Global headwinds

Last Sept. 19, the local stock market slipped into bear territory on escalated local inflation jitters in the aftermath of Typhoon “Ompong.”

By then, stocks had already been battered by fears arising from the US-China trade war, rising oil prices and a weakening peso.

The local stock barometer — the Philippine Stock Exchange Index or PSEi — had slid by 1,857.14 points or 20.4 percent from its all-time high last January.

A decline of 20 percent or more from a record high over at least two months is considered an entry into the bear market, or a
period of consistently falling prices of securities. It’s the opposite of a bull market.

The latest Consumer Expectation Report by the Bangko Sentral ng Pilipinas (BSP), meanwhile, showed consumer confidence in the economy dipping to negative territory at -7.1 percent during the third quarter, as prices of basic goods and services surged in 2018.

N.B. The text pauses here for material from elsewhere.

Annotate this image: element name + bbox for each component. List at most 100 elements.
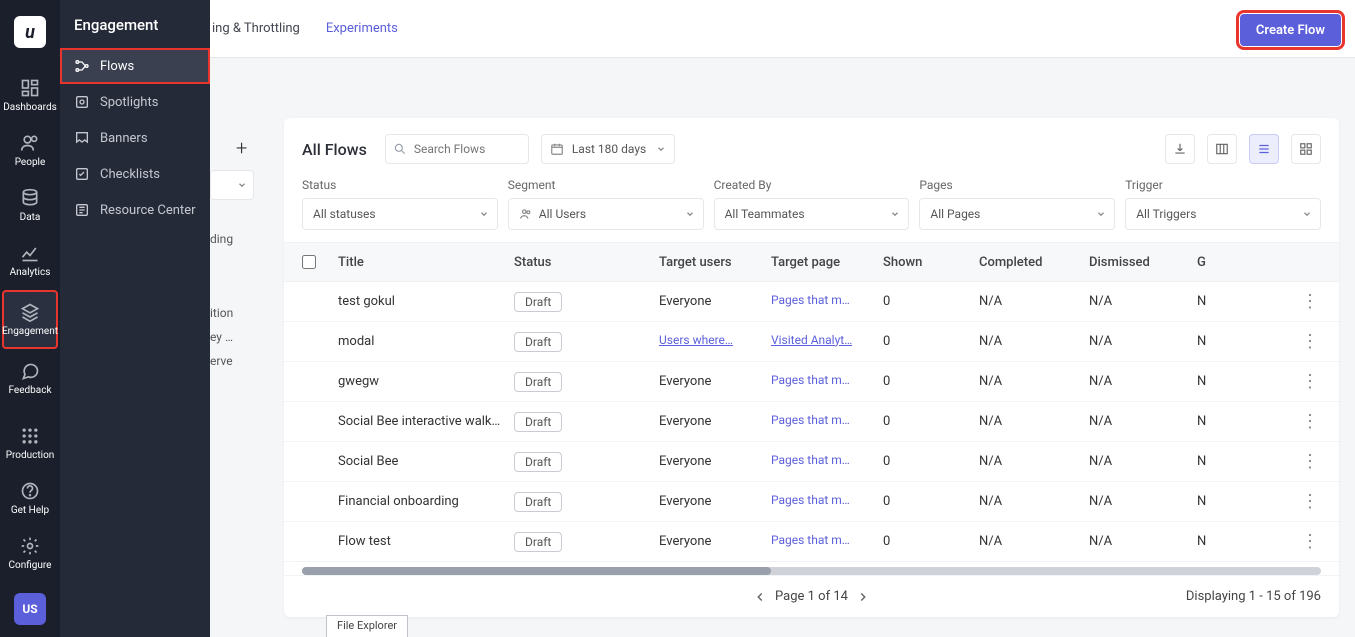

This followed eight quarters of positive consumer expectations.

The three major multilateral lending agencies — the World Bank, the International Monetary Fund and the Asian Development Bank — have, in the past few weeks, lowered their 2018 economic growth projections for the Philippines and other countries that are expected to be affected the most by recent global developments.

Locally, inflation has been the biggest problem.

It’s true that the government had been trying to reverse the path of inflation back to the original target of 2-4 percent for 2018. However, events beyond its control — the typhoon’s damage to agricultural crops, for instance — made it more difficult to bring down prices.

It may take a while for inflation to slow down.

Economists expect the impact of monetary measures being undertaken by the BSP (mainly raising interest rates to curb consumption by discouraging people to borrow and spend these on cars and other consumer items), and nonmonetary measures such as lifting restrictions on the importation of rice and other food items, to begin showing results by 2019 yet.

What can the country do to avert what is increasingly shaping up to be an economic slowdown?

Sadly, there isn’t much at this point. The biggest factors that are causing it are beyond the Philippines’ control — the escalating trade war between the United States and China, the still-rising dollar and surging crude oil prices.

The US-China trade conflict has seen President Donald Trump’s administration imposing duties on billions of dollars’ worth of imports from China, which has retaliated by imposing similar levies on US products entering the mainland.

With the United States threatening to include Japan in the trade dispute, the row will now involve three of the Philippines’ major trading partners. Government officials have indicated that such escalation could cut the country’s exports and even make imports more expensive.

The strengthening of the dollar, on the other hand, has resulted in large outflows of global funds from emerging markets like the Philippines.

The US economy is picking up, so funds that came to Asia over the past decade because of the weak American economy are now heading back West.

Increased demand for the greenback will correspondingly weaken the local currency. Since January, an estimated $1.62 billion invested by foreigners in the local stock market has left the country.

Global oil prices have risen to four-year highs above $85 a barrel so far this year. In turn, local pump prices of gasoline and other petroleum products have jumped to their 2009 levels, when crude oil cost rose to unprecedented highs above $100 a barrel.

The Philippines imports nearly all of its oil needs. The consensus forecast is that crude prices will stay elevated until early next year.

What the Duterte administration can do at this point is to immediately undertake mitigating measures to help the poorest of the poor cope with the rising prices of food and other basic necessities.

It also needs to ensure that ordinary Filipinos will not have the added burden of unnecessary or exorbitant increases in the prices of such services as electricity and transportation.

Vigilance against profiteers would go some way in easing the economic squeeze.

Other than these, it appears that all the country can do at this time on the economic front is to hunker down, and wait for global conditions to turn for the better.